Image: 4 frames of some guy named Gru who has a plan: 1) Feel bad about body 2) Use a drug to lose weight 3) Go off the drug (or not! Because some people are being told to stay on it forever) and then 4) Gain back the weight because this is common even for those who stay on it. Not pictured: how none of this cures body image feelings.



It seems that every decade we get a new weight loss/appetite suppressant drug which promises to be the real deal, and yet often ends the same way: people gain back the weight, some suffer long term consequences, there are court cases and scandals, and the drug companies make a bunch of money.


Let me be clear: ZERO JUDGMENT if you are using Ozempic or considering it. After all, you might need it for diabetes, but even if you don’t, I don't judge people for trying to figure out how to survive oppression just like I don’t judge myself for all the years that I prioritized thinness too.


Still, it’s probably good to know that for most people, Ozempic will be a short term bandaid solution when it comes to both weight loss and body image.

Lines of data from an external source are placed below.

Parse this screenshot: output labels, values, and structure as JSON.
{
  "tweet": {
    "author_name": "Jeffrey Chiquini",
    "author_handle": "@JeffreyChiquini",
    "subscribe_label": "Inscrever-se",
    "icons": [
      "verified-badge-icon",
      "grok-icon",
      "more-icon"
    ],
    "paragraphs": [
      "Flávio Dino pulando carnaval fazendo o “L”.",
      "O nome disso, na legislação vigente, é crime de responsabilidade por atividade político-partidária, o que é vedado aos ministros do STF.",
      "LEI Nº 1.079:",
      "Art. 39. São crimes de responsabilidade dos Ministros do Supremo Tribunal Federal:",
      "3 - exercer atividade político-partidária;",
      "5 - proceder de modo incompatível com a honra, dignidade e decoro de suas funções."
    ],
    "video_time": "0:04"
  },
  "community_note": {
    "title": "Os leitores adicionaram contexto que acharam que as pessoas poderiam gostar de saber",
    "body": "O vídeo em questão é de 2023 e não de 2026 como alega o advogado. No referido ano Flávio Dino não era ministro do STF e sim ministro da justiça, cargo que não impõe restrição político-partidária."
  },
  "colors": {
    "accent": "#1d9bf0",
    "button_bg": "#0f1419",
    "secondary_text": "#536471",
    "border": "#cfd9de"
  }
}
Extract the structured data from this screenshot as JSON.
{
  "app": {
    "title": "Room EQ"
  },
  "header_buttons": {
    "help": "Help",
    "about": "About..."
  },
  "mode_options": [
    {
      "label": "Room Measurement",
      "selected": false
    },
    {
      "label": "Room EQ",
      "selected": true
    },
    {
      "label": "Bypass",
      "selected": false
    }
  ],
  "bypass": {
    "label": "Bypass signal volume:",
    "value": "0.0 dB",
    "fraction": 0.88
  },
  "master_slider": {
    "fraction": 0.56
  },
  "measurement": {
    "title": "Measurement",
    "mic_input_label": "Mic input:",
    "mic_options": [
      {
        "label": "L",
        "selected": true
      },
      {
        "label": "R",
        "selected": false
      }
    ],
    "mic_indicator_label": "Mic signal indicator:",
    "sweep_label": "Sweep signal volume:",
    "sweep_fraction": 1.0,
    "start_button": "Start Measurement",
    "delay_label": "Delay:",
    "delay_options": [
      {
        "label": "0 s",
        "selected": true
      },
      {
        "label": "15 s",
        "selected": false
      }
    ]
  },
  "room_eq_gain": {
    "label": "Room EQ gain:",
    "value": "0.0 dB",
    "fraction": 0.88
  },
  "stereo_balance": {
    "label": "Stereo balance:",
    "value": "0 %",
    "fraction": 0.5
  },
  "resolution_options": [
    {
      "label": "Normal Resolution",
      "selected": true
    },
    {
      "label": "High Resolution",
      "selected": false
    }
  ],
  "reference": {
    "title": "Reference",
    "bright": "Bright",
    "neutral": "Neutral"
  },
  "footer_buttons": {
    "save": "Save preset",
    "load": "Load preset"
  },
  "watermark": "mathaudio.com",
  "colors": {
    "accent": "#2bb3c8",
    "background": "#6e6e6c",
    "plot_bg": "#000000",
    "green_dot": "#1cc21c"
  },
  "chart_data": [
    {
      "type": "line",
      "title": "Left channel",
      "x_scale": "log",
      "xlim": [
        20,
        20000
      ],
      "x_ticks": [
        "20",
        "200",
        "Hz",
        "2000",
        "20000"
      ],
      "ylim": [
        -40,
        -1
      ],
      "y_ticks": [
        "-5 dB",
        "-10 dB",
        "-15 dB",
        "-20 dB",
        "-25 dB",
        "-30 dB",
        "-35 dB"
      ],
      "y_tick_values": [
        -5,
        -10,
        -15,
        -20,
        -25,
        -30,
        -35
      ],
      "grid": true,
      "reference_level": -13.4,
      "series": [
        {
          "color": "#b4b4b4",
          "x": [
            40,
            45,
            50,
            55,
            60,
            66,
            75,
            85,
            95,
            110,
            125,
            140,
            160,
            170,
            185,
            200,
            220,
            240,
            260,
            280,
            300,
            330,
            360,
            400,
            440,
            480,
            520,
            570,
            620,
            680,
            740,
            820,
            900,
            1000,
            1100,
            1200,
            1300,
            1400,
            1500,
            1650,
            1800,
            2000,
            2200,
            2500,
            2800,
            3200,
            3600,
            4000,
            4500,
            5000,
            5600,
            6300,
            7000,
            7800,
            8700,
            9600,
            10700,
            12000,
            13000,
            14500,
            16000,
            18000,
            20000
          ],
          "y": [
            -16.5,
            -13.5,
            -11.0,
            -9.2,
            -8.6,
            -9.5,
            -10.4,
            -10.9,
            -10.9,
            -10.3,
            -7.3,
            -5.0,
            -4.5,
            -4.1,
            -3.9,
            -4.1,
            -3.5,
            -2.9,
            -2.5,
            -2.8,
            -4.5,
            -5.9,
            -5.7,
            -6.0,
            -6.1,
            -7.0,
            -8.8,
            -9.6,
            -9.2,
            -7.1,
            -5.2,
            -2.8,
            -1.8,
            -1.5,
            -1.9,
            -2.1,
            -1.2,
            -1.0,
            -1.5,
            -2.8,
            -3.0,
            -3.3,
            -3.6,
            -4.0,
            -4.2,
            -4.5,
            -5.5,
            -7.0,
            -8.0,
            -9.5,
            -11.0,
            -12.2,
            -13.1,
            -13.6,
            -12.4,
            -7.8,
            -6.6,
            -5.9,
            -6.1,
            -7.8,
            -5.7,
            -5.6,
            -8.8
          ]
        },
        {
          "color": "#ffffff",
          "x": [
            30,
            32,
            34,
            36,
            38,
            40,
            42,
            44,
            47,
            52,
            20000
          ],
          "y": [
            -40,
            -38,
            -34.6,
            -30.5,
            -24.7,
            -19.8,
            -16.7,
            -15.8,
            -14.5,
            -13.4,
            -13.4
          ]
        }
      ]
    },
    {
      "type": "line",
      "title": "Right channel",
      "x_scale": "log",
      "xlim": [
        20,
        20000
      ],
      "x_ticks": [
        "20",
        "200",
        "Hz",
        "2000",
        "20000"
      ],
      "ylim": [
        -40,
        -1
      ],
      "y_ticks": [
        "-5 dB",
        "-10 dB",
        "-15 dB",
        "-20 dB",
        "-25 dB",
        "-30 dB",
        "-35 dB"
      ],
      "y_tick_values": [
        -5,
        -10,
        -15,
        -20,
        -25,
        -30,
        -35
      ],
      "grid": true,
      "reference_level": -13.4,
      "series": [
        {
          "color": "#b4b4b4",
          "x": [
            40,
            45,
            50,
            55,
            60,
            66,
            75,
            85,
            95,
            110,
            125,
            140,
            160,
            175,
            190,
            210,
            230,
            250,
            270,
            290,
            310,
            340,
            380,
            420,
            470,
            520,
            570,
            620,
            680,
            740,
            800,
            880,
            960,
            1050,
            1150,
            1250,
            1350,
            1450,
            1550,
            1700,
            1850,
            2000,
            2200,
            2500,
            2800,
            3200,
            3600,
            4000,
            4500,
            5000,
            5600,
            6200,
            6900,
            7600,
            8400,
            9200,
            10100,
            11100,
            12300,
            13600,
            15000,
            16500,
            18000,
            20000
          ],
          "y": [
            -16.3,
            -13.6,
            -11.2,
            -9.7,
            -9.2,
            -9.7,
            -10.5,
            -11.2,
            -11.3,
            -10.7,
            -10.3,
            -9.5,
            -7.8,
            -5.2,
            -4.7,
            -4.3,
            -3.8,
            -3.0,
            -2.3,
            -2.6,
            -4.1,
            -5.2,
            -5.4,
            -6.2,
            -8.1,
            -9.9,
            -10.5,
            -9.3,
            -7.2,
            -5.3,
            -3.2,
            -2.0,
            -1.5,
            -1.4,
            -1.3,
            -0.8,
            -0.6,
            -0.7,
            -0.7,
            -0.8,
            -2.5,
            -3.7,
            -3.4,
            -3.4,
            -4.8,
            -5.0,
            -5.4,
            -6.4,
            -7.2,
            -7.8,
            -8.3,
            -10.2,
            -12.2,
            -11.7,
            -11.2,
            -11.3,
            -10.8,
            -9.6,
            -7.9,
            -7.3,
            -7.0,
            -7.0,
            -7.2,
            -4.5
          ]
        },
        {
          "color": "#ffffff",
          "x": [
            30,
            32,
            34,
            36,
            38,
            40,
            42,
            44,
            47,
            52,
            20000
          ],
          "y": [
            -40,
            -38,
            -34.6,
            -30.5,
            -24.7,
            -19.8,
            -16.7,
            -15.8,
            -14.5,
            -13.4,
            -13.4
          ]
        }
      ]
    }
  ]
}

So where does this leave the body positive movement?


The same as it’s always been, with just a little less fanfare, and fewer “faces of the movement,” at least for now. I expect within a few years most people will realize that taking a drug didn’t cure all their feelings about food or their body.


At the end of the day, it always comes back to this: you’ve got one body for the rest of your life. How do you want to be in relationship with it?


As for me– I don’t want to suppress my appetite. My appetite for food keeps me alive. My appetite for love keeps me connected. My appetite for joy keeps me finding purpose. My appetite for fun keeps me laughing. I like being able to listen to my body. It was hard (re)learning how, but now that I’m here, I’ll never give it up.


It’s easier to swim upstream if you’ve got a cohort. I'm sorry if the current seems extra strong these days. You don’t have to go it alone.


Sending love and care,

Talia


P.S. A reminder that applications for the next I Have a Body! cohort are due April 24.


*It may have seemed like a sudden body positive influx, but this was actually the result of decades of mostly unrecognized labor from fat and disabled activists who repeatedly said that all bodies deserve love, respect and care.